My second concept came a little easier. I had the idea firmly in my head before I set pen to paper.I knew the fonts I would use before I started.  In this case I did the lettering in Illustrator and set the type to the circle. The banner was also laid out in the program. When I was happy I grabbed a screen shot.

I imported the screen shot of the vectors into Photoshop and then used this file as a template to work up the sign rendering which was again done on my iPad using the digital pencil. I was happy with the basic concept but as I drew I got a few more ideas that would add to this image. I’ll be posting these new ideas next time.

 

A whole lot of dimensional fun!

As we wrap up our current project we are looking forward to a very exciting new project that will keep both our MultiCam plasma and routers busy along with plenty of fun hand work as well. We have been contracted to add a theme to a fifty-two lane bowling alley. The dimensional work will include the side walls as well.

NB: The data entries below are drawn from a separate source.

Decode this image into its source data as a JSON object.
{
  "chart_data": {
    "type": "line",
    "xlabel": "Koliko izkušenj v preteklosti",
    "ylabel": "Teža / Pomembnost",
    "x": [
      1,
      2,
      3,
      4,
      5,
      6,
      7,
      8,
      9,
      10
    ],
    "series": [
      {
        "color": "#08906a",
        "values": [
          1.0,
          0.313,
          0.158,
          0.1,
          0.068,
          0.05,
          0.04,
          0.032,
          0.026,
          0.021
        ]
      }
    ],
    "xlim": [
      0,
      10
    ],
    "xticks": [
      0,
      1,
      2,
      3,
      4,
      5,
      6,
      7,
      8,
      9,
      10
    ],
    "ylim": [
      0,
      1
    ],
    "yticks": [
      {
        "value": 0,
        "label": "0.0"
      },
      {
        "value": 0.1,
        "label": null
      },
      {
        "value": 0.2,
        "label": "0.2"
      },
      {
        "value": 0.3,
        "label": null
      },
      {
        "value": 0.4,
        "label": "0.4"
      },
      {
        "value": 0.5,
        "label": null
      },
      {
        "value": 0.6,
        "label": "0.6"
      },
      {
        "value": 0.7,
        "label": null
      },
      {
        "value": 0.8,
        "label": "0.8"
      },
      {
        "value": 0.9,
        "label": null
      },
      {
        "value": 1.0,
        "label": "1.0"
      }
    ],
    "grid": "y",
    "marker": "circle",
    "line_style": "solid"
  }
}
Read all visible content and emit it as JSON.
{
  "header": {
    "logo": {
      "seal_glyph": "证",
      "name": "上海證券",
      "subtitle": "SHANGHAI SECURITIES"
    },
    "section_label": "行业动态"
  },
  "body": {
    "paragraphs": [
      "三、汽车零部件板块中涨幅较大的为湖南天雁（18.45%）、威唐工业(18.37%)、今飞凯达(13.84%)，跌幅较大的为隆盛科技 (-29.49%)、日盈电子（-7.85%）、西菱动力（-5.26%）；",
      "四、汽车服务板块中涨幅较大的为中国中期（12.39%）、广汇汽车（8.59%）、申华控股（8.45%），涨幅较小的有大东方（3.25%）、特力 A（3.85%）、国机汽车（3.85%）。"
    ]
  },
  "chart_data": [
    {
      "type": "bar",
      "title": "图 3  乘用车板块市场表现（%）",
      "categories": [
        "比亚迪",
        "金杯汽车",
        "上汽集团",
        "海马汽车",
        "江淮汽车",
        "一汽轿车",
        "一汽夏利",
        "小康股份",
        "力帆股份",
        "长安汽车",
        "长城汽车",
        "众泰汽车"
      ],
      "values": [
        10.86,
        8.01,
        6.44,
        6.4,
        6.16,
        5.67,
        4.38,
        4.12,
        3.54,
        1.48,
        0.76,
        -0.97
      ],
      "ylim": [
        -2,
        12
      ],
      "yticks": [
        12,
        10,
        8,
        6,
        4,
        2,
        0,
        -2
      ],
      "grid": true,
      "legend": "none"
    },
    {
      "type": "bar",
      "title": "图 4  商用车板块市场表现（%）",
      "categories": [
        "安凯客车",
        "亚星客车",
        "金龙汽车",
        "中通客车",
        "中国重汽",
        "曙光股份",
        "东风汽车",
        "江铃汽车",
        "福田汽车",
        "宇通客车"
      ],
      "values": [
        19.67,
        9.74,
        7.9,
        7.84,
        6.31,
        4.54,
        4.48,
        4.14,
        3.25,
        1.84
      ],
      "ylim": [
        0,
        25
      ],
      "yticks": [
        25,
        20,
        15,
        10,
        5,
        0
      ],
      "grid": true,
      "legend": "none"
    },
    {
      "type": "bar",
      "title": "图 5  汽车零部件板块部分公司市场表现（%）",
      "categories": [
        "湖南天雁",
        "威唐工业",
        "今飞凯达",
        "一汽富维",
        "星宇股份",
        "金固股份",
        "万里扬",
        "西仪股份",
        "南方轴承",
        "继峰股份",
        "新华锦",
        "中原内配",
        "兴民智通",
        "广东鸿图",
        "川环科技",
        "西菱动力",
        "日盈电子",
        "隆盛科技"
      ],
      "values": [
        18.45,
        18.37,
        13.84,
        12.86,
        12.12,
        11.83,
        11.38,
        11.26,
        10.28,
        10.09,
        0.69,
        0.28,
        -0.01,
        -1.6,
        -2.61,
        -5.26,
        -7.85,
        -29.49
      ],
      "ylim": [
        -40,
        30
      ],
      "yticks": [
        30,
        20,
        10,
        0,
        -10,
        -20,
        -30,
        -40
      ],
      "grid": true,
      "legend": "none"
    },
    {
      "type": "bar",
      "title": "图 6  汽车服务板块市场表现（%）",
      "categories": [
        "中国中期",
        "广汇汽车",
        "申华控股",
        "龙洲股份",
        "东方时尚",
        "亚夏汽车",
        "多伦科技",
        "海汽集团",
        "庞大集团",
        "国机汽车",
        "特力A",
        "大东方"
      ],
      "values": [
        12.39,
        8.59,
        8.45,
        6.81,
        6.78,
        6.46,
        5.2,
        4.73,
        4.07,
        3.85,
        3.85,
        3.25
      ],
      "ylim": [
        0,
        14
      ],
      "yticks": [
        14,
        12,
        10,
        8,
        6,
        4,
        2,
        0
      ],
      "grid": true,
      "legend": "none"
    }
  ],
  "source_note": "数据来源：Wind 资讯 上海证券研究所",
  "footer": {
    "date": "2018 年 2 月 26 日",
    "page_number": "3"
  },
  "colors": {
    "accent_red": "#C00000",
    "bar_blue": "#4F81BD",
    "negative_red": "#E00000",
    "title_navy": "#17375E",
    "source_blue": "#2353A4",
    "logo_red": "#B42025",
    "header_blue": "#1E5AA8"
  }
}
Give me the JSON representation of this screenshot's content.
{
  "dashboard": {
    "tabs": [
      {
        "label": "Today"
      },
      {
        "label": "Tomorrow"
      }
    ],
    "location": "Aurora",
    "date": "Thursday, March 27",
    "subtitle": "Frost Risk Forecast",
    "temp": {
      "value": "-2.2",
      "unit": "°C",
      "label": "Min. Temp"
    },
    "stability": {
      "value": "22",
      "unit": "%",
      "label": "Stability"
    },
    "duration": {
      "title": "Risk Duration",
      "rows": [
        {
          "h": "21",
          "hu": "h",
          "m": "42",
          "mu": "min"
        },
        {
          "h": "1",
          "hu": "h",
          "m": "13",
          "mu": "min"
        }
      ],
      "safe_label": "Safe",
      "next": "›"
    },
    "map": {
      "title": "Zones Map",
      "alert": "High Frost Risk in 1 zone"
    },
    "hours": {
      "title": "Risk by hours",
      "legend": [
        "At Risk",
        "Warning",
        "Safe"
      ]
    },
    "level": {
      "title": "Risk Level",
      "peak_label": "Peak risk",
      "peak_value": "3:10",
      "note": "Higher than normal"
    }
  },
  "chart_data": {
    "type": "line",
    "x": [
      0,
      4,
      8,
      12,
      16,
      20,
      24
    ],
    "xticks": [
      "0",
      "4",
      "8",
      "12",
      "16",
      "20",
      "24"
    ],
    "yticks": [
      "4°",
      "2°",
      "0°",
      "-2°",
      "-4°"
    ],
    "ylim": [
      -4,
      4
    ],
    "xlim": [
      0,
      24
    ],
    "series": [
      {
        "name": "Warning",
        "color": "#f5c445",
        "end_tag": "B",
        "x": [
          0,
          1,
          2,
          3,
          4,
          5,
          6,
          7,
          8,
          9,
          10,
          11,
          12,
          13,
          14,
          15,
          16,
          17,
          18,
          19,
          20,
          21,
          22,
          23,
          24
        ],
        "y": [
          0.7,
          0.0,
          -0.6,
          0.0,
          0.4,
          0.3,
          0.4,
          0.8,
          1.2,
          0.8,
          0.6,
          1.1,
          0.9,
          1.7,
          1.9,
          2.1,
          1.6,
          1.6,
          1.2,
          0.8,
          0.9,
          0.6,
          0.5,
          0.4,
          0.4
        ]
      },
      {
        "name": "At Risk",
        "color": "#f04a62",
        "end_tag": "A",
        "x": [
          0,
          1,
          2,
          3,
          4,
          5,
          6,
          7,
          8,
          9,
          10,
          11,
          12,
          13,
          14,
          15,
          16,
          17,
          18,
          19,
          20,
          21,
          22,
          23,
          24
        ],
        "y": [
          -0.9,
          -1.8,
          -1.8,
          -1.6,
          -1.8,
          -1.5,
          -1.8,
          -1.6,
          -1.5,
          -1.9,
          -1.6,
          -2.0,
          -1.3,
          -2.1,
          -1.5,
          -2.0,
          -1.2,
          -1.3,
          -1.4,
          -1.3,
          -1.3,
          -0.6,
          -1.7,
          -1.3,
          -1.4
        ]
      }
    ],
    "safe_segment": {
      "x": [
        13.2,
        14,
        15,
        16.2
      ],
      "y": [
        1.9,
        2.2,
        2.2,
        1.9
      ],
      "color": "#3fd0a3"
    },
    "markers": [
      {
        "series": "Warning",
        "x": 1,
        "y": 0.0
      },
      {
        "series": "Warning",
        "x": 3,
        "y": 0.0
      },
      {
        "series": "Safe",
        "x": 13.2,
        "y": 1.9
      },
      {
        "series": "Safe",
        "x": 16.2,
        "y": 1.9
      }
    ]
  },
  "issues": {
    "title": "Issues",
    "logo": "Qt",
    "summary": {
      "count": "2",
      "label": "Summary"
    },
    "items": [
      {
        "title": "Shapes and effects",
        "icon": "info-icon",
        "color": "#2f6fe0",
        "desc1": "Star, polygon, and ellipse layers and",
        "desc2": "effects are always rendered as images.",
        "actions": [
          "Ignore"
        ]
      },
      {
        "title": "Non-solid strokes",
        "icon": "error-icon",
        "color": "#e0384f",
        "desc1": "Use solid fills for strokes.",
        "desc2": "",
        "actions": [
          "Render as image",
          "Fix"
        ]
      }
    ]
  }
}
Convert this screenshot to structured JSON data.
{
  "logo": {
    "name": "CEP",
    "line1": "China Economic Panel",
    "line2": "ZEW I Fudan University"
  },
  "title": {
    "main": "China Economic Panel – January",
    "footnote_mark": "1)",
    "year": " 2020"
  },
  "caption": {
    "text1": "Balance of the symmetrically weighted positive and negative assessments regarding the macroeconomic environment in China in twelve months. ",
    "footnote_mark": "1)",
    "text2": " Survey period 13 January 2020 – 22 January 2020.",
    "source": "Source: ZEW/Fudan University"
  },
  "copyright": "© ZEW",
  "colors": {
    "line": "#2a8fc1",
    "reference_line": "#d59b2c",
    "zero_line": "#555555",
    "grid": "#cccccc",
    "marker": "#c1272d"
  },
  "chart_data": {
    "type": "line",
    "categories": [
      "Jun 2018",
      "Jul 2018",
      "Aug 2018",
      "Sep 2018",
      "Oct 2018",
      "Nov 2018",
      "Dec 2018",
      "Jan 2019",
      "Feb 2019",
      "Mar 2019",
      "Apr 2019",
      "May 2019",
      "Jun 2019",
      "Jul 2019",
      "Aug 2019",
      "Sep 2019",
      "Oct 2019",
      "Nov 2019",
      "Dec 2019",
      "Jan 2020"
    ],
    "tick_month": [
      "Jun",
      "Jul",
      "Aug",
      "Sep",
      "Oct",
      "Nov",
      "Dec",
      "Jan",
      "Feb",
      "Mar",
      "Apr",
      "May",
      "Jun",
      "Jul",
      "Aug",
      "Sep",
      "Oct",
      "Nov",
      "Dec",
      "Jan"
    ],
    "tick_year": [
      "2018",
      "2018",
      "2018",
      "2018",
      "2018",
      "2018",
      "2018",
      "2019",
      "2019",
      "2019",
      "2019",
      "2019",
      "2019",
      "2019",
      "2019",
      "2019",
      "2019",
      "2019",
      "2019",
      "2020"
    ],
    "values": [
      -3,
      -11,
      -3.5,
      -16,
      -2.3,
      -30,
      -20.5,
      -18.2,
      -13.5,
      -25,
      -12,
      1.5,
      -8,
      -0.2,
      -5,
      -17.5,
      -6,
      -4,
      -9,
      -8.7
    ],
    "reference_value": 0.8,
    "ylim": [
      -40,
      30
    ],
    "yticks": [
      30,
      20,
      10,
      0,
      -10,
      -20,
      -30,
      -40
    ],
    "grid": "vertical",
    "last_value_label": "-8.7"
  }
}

The project will be built using a variety of materials best suited to their job. To withstand the force of stray bowling balls the bottom sections are plasma cut and welded steel. The rockwork, brick, plaster and faux wood will all be hand sculpted fibreglass-reinforced-concrete over a plywood and welded steel frame. Mounting plates will all be designed in EnRoute and plasma cut to ensure accuracy. The shields and number plates will be designed in EnRoute and then routed from 30 lb Precision Board. The tree and hill cutouts will be router cut from MDF and layered to allow indirect LED lighting between them. The ceiling panels will be router cut from a porous dona-cona to absorb sound. It’s going to be a very fun project!